Großraum-Verkehr Hannover
- Logo
- Abbreviation: GVH
- Named after: Greater Hanover area
- Formation: March 4, 1970; 56 years ago
- Headquarters: Karmarschstr. 30/32 30159 Hannover
- Region served: Region Hannover

= Großraum-Verkehr Hannover =

Ridership between 1996 and 2013

Großraum-Verkehr Hannover (GVH; English: Greater Hanover Transport) is a transport association in Germany, operating in the Hannover region metropolitan area in the state of Lower Saxony. It is the second oldest transport association in Germany, only surpassed by the Hamburger Verkehrsverbund. The GVH tariff is valid on busses, the Hanover Stadtbahn, the Hanover S-Bahn and other rail services. The main operators of bus services in the GVH are üstra and RegioBus.

== History ==
GVH was founded on March 4, 1970. The year before, people took to the streets to protest against an announced fare increase.

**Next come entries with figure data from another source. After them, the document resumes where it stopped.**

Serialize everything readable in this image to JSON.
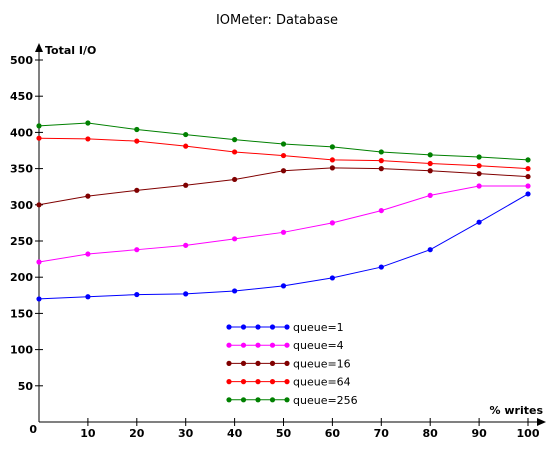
{
  "chart_data": {
    "type": "line",
    "title": "IOMeter: Database",
    "ylabel": "Total I/O",
    "xlabel": "% writes",
    "x": [
      0,
      10,
      20,
      30,
      40,
      50,
      60,
      70,
      80,
      90,
      100
    ],
    "xlim": [
      0,
      100
    ],
    "ylim": [
      0,
      500
    ],
    "x_ticks": [
      "0",
      "10",
      "20",
      "30",
      "40",
      "50",
      "60",
      "70",
      "80",
      "90",
      "100"
    ],
    "y_ticks": [
      "0",
      "50",
      "100",
      "150",
      "200",
      "250",
      "300",
      "350",
      "400",
      "450",
      "500"
    ],
    "grid": false,
    "legend_position": "bottom-center",
    "series": [
      {
        "name": "queue=1",
        "color": "#0000ff",
        "values": [
          170,
          173,
          176,
          177,
          181,
          188,
          199,
          214,
          238,
          276,
          315
        ]
      },
      {
        "name": "queue=4",
        "color": "#ff00ff",
        "values": [
          221,
          232,
          238,
          244,
          253,
          262,
          275,
          292,
          313,
          326,
          326
        ]
      },
      {
        "name": "queue=16",
        "color": "#800000",
        "values": [
          300,
          312,
          320,
          327,
          335,
          347,
          351,
          350,
          347,
          343,
          339
        ]
      },
      {
        "name": "queue=64",
        "color": "#ff0000",
        "values": [
          392,
          391,
          388,
          381,
          373,
          368,
          362,
          361,
          357,
          354,
          350
        ]
      },
      {
        "name": "queue=256",
        "color": "#008000",
        "values": [
          409,
          413,
          404,
          397,
          390,
          384,
          380,
          373,
          369,
          366,
          362
        ]
      }
    ]
  }
}
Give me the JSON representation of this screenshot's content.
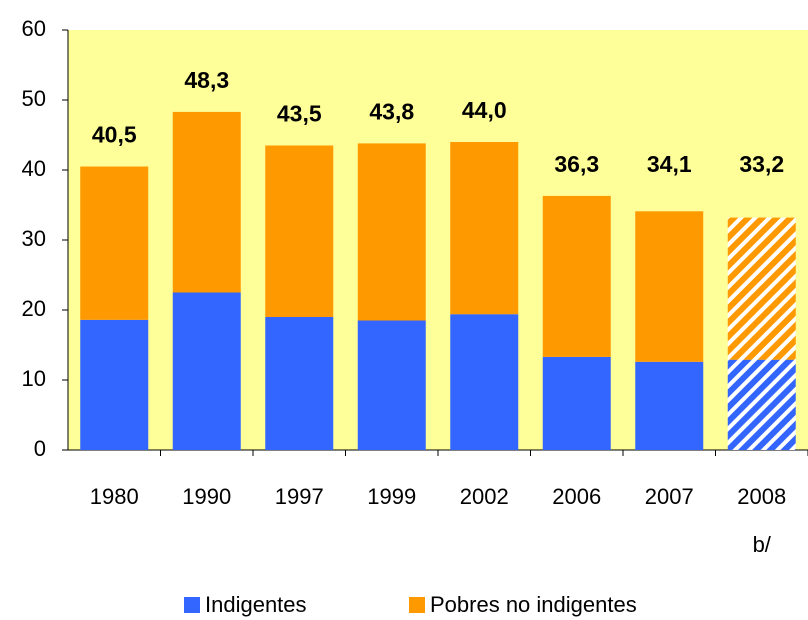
{
  "chart_data": {
    "type": "stacked_bar",
    "categories": [
      "1980",
      "1990",
      "1997",
      "1999",
      "2002",
      "2006",
      "2007",
      "2008"
    ],
    "category_note": "b/",
    "series": [
      {
        "name": "Indigentes",
        "color": "#3366FF",
        "values": [
          18.6,
          22.5,
          19.0,
          18.5,
          19.4,
          13.3,
          12.6,
          12.9
        ],
        "value_labels": [
          "18.6",
          "22.5",
          "19.0",
          "18.5",
          "19.4",
          "13.3",
          "12.6",
          "12.9"
        ]
      },
      {
        "name": "Pobres no indigentes",
        "color": "#FF9900",
        "values": [
          21.9,
          25.8,
          24.5,
          25.3,
          24.6,
          23.0,
          21.5,
          20.3
        ]
      }
    ],
    "totals": [
      40.5,
      48.3,
      43.5,
      43.8,
      44.0,
      36.3,
      34.1,
      33.2
    ],
    "total_labels": [
      "40,5",
      "48,3",
      "43,5",
      "43,8",
      "44,0",
      "36,3",
      "34,1",
      "33,2"
    ],
    "hatched": [
      false,
      false,
      false,
      false,
      false,
      false,
      false,
      true
    ],
    "background": "#FFFF99",
    "ylim": [
      0,
      60
    ],
    "yticks": [
      0,
      10,
      20,
      30,
      40,
      50,
      60
    ]
  }
}
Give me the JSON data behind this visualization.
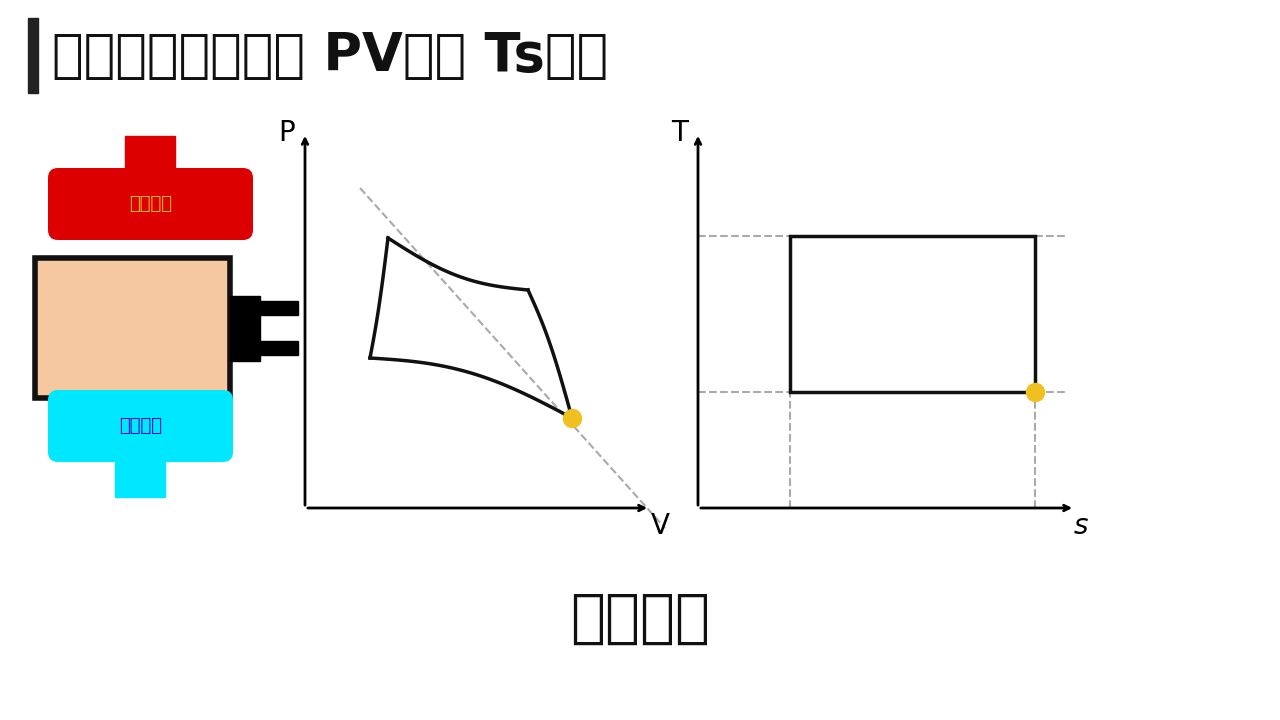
{
  "title": "カルノーサイクル PV線図 Ts線図",
  "title_bar_color": "#222222",
  "subtitle": "等温圧縮",
  "bg_color": "#ffffff",
  "high_temp_label": "高温熱源",
  "low_temp_label": "低温熱源",
  "high_temp_color": "#dd0000",
  "low_temp_color": "#00e8ff",
  "engine_body_color": "#f5c8a0",
  "engine_body_border": "#111111",
  "pv_axis_label_p": "P",
  "pv_axis_label_v": "V",
  "ts_axis_label_t": "T",
  "ts_axis_label_s": "s",
  "dashed_color": "#aaaaaa",
  "cycle_color": "#111111",
  "highlight_dot_color": "#f0c020",
  "label_color_high": "#f0c020",
  "label_color_low": "#0000cc"
}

A separate ticket was needed for each mean of transport, fare systems vary between companies and the schedules of the different operators were not coordinated. This resulted in the "Red Dot Campaign", which then resulted the spark to form the Greater Hanover Transport Association.

This newly established association had six members: Verband Großraum Hannover, ÜSTRA, Bundesbahn, Bundespost, Steinhuder Meer-Bahn and the Verkehrsbetriebe Herrmann Bachstein. The first measure took in 1970 was the introduction of a unified fare system for all buses, trams and local trains. A unified schedule was agreed on in early 1972.

In September 26,1975, the A-Tunnel of the Hanover Stadtbahn was launched, which runs from the Hauptbahnhof to Kröpcke and Markthalle, through to Waterlooplatz. This was then followed by the B- and C-Tunnels. Plans for a D-Tunnel was not followed through and currently runs on street level instead.

The new Call-taxi and Call-bus service were launched on August 4, 1978, serving flexibly on demand of passengers. This service aims to serve areas, where a complete bus services would be excessive compared to the ridership.

In September 1978, the first "Greater Area Discovery Day" took place, which is still currently happening annually. On the second Sunday of September, a day ticket for one zone (A, B or C) is valid for the whole GVH network. A big festival downtown shows the diversity of the whole region.

Before the Expo 2000, the local transport network was expanded, with about 1,1 billion euros being invested for the improvements. A Stadtbahn connection through Bemerode and the Kronsberg up to the fairgrounds was established. The Hanover Zoo was also connected with the rail network. The Stadtbahn fleet itself was expanded, with 144 new TW 2000 vehicles. LNG buses designed by James Irvine were also operated.